MY TABLE was celebrating Hearst prexy Cathie Black‘s book “Basic Black” going from hardcover (150,000 plus copies) to paperback. Now, more women who didn’t want to spend $24.95 can get more reasonably priced advice on how to win in business at the top.

We also had Citigroup’s Lisa Caputo . . . Marie Claire’s Joanna Coles . . . O’s new boss Susan Reed . . . Lifetime TV’s Andrea Wong . . . Wow’s Web founder Joni Evans . . . the aforesaid Donna Hanover . . . and Hearst’s Ellen Levine and Deb Shriver.

Maybe you think that table didn’t shimmy and shake. Cathie Black promised to show me the Chinese edition of “Basic Black there are 12 foreign-language versions . . . Joni Evans was celebrating landing her Web site on Yahoo with a finance story . . . Joanna and Andrea were celebrating their recent alliance with “Project Runway” . . . the soft-spoken Ms.
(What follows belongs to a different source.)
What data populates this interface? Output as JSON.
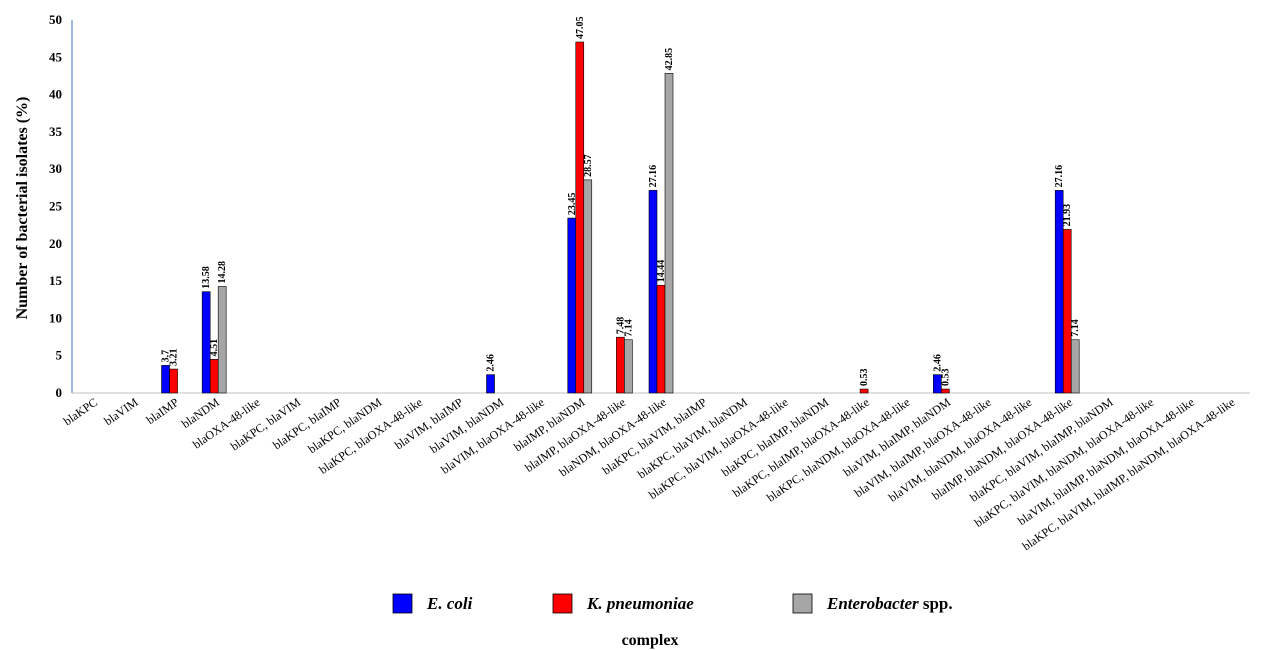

Reed said she’d be reserved for now since she just began her job at O.

Every powerful man in the place came by to greet this table. So it’s too bad that Michael’s got a bad review. But critics don’t mean much these days. Look at the Times’ critique of Cipriani and its Eurotrash customers. You can’t get in there!

THE BEST, most important part of the Emmy awards is not for entertainment but for news and documentaries. Those prizes will be given at Lincoln Center tomorrow night by a clutch of great names: Tom Brokaw, Brian Williams, John Roberts, Cynthia McFadden, Sheila Nevins. There’ll be tributes to the late Jim McKay and Bill Buckley, plus salutes to Tony Snow, Ken Burns, Tim Russert and Bob Schieffer.